The COVID threat persists. Inflation drives up medical costs. Staff shortages threaten access to health care.
The next governor of Massachusetts will face these challenges and more.
Democrat Maura Healey has targeted health care costs from her earliest days as attorney general in 2015. She played a role in slowing the growth of the state’s largest and most expensive health care system , Mass General Brigham. Healey authorized the large hospital merger that created Beth Israel Lahey Health, but only after the hospitals agreed to cap their prices for seven years.
Diehl, a former state lawmaker, says Healey hasn’t done enough to protect consumers from high costs, while Healey accuses Diehl of fighting for policies that would increase costs and hurt Massachusetts residents. She cites her past opposition to the Affordable Care Act, which Healey fought to preserve.
So how would the candidates approach health care and its many challenges as governor? Here is what they told WBUR:
Make care more affordable
The vast majority of Massachusetts residents have health insurance, but 41% struggled to pay for health care last year, according to a state survey.
Both Healey and Diehl say they want to make care more affordable. Healey says she would do this through greater accountability and oversight of the health care industry, although she did not specify how.
“I’ve spent a lot of time in health care over the past eight years, and there are certainly a number of challenges,” Healey told reporters during a recent campaign stop at the school. nurses from UMass Boston. “One is affordability. We don’t have accessibility if we don’t have affordable health care.
Diehl’s campaign manager, Amanda Orlando, said he wanted to give consumers more information and more choice of health insurance plans and hospitals.
Managing COVID
Healey didn’t say if she would need masks in the event of another COVID outbreak. She praised Gov. Charlie Baker’s handling of COVID and said she, like Baker, would “follow the science” to manage the evolving threat.
Healey also supports COVID vaccination mandates for state employees.
Diehl, however, has placed his opposition to vaccination requirements at the center of his campaign. He says they infringe on individual liberty.
“I’m not anti-vaccine, I’m not anti-mask — I just want people to be able to make their own choice on this,” he said during the last Governors’ debate. “You should have the choice of your life to get the health care you decide – not the government imposing it on you.”
Developing mental health care
Both Diehl and Healey see mental health care as a priority, although neither says exactly how they would expand access to treatment.
Diehl’s campaign manager, Orlando, said Diehl was concerned about the mental health of children “who have been ignored during the pandemic and suffered as a result.”
“We also need to expand these services into the suburbs,” Orlando said in an email, “to help stem the tide of young drug users in our suburban communities without access to preventative care to help them get away from these choices.
Healey in 2019 reached landmark agreements with the state’s largest insurers to remove barriers for patients trying to access mental health treatment.
She has drawn national recognition for her lawsuits against Purdue Pharma and other companies for their role in fueling the opioid epidemic. She helped negotiate settlements including millions of dollars for cities and towns in Massachusetts to respond to the opioid crisis.
As governor, Healey says, she would invest in mental and behavioral health care, including treatment for people with substance use disorders.

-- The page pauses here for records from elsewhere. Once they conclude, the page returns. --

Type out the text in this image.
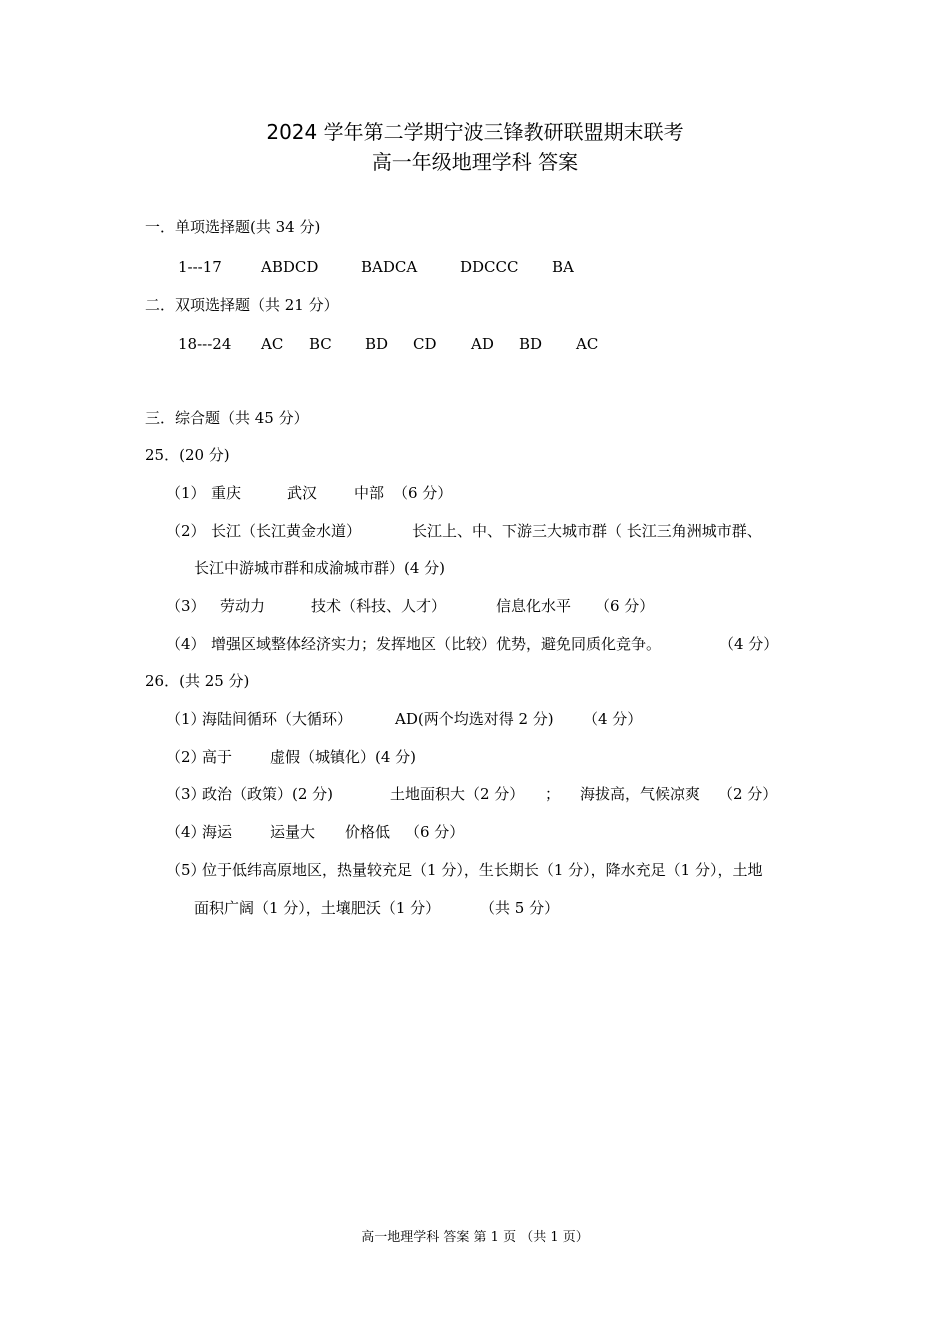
2024 学年第二学期宁波三锋教研联盟期末联考
高一年级地理学科 答案
一．单项选择题(共 34 分)
1---17	ABDCD	BADCA	DDCCC BA
二．双项选择题（共 21 分）
18---24 AC BC BD CD AD BD AC
三．综合题（共 45 分）
25．(20 分)
（1） 重庆	武汉 中部 （6 分）
（2） 长江（长江黄金水道）	长江上、中、下游三大城市群（ 长江三角洲城市群、
长江中游城市群和成渝城市群）(4 分)
（3） 劳动力	技术（科技、人才）	信息化水平 （6 分）
（4） 增强区域整体经济实力；发挥地区（比较）优势，避免同质化竞争。	（4 分）
26．(共 25 分)
（1）
海陆间循环（大循环）	AD(两个均选对得 2 分) （4 分）
（2）
高于	虚假（城镇化）(4 分)
（3）
政治（政策）(2 分)	土地面积大（2 分） ； 海拔高，气候凉爽 （2 分）
（4）
海运	运量大 价格低 （6 分）
（5）
位于低纬高原地区，热量较充足（1 分），生长期长（1 分），降水充足（1 分），土地
面积广阔（1 分），土壤肥沃（1 分）	（共 5 分）
高一地理学科 答案 第 1 页 （共 1 页）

“I know how important this is to families across the state, from people from all walks of life,” she said. “We have to do the job as a state to increase these resources.”
Protect the right to abortion
The US Supreme Court struck down the constitutional right to abortion in June, but abortion remains legal in Massachusetts.

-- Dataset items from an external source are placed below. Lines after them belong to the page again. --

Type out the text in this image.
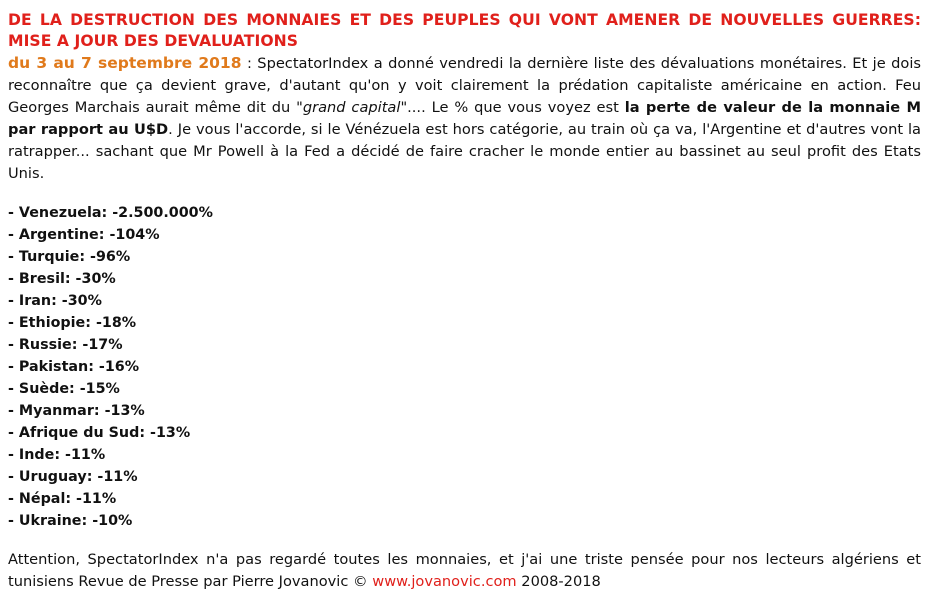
DE LA DESTRUCTION DES MONNAIES ET DES PEUPLES QUI VONT AMENER DE NOUVELLES GUERRES: MISE A JOUR DES DEVALUATIONS

du 3 au 7 septembre 2018 : SpectatorIndex a donné vendredi la dernière liste des dévaluations monétaires. Et je dois reconnaître que ça devient grave, d'autant qu'on y voit clairement la prédation capitaliste américaine en action. Feu Georges Marchais aurait même dit du "grand capital".... Le % que vous voyez est la perte de valeur de la monnaie M par rapport au U$D. Je vous l'accorde, si le Vénézuela est hors catégorie, au train où ça va, l'Argentine et d'autres vont la ratrapper... sachant que Mr Powell à la Fed a décidé de faire cracher le monde entier au bassinet au seul profit des Etats Unis.

- Venezuela: -2.500.000%
- Argentine: -104%
- Turquie: -96%
- Bresil: -30%
- Iran: -30%
- Ethiopie: -18%
- Russie: -17%
- Pakistan: -16%
- Suède: -15%
- Myanmar: -13%
- Afrique du Sud: -13%
- Inde: -11%
- Uruguay: -11%
- Népal: -11%
- Ukraine: -10%

Attention, SpectatorIndex n'a pas regardé toutes les monnaies, et j'ai une triste pensée pour nos lecteurs algériens et tunisiens Revue de Presse par Pierre Jovanovic © www.jovanovic.com 2008-2018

Healey says she will protect access to abortion and “make sure women can access the health care they choose and need.”
Diehl says that while he personally opposes abortion, he won’t try to change abortion rights in Massachusetts. “Abortion will be protected when I’m governor,” he said.
Healey said she didn’t believe him.
Other priorities
Both candidates said they would work to grow the health workforce. The pandemic has exacerbated staffing shortages, and hospitals and other health care facilities are struggling to fill positions.

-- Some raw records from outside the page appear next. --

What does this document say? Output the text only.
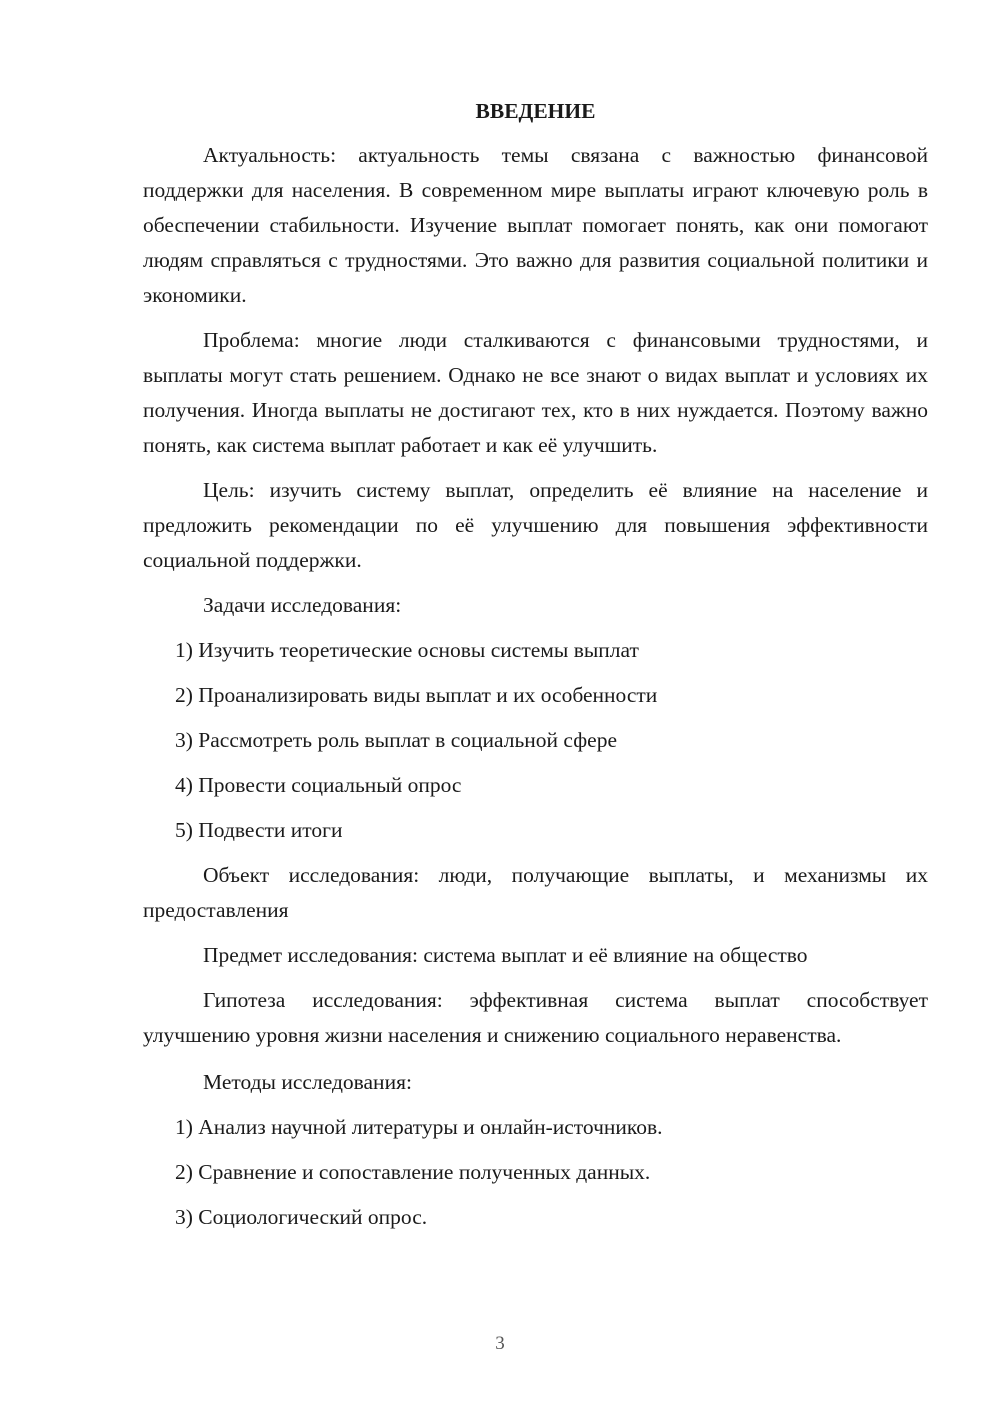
ВВЕДЕНИЕ
Актуальность: актуальность темы связана с важностью финансовой поддержки для населения. В современном мире выплаты играют ключевую роль в обеспечении стабильности. Изучение выплат помогает понять, как они помогают людям справляться с трудностями. Это важно для развития социальной политики и экономики.
Проблема: многие люди сталкиваются с финансовыми трудностями, и выплаты могут стать решением. Однако не все знают о видах выплат и условиях их получения. Иногда выплаты не достигают тех, кто в них нуждается. Поэтому важно понять, как система выплат работает и как её улучшить.
Цель: изучить систему выплат, определить её влияние на население и предложить рекомендации по её улучшению для повышения эффективности социальной поддержки.
Задачи исследования:
1) Изучить теоретические основы системы выплат
2) Проанализировать виды выплат и их особенности
3) Рассмотреть роль выплат в социальной сфере
4) Провести социальный опрос
5) Подвести итоги
Объект исследования: люди, получающие выплаты, и механизмы их предоставления
Предмет исследования: система выплат и её влияние на общество
Гипотеза исследования: эффективная система выплат способствует улучшению уровня жизни населения и снижению социального неравенства.
Методы исследования:
1) Анализ научной литературы и онлайн-источников.
2) Сравнение и сопоставление полученных данных.
3) Социологический опрос.
3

Healey also cited health equity as a priority. She said her administration would invest in medical care as well as things like safe and affordable housing, which impact health.
The governor’s administration oversees many aspects of health care, from managing the state’s Medicaid program to regulating hospitals and insurers to developing policy through legislation.
Donald Berwick, senior fellow at the Institute for Healthcare Improvement, said the next governor must prioritize cost control. Berwick ran unsuccessfully for the Democratic nomination for governor of Massachusetts in 2014 and now backs Healey.
“This cost erodes the welfare of small businesses. Much of it comes from the pockets of Massachusetts residents, including people on relatively marginal incomes. And something really needs to be done about that,” Berwick said.
“We never got traction on healthcare costs as a Commonwealth.”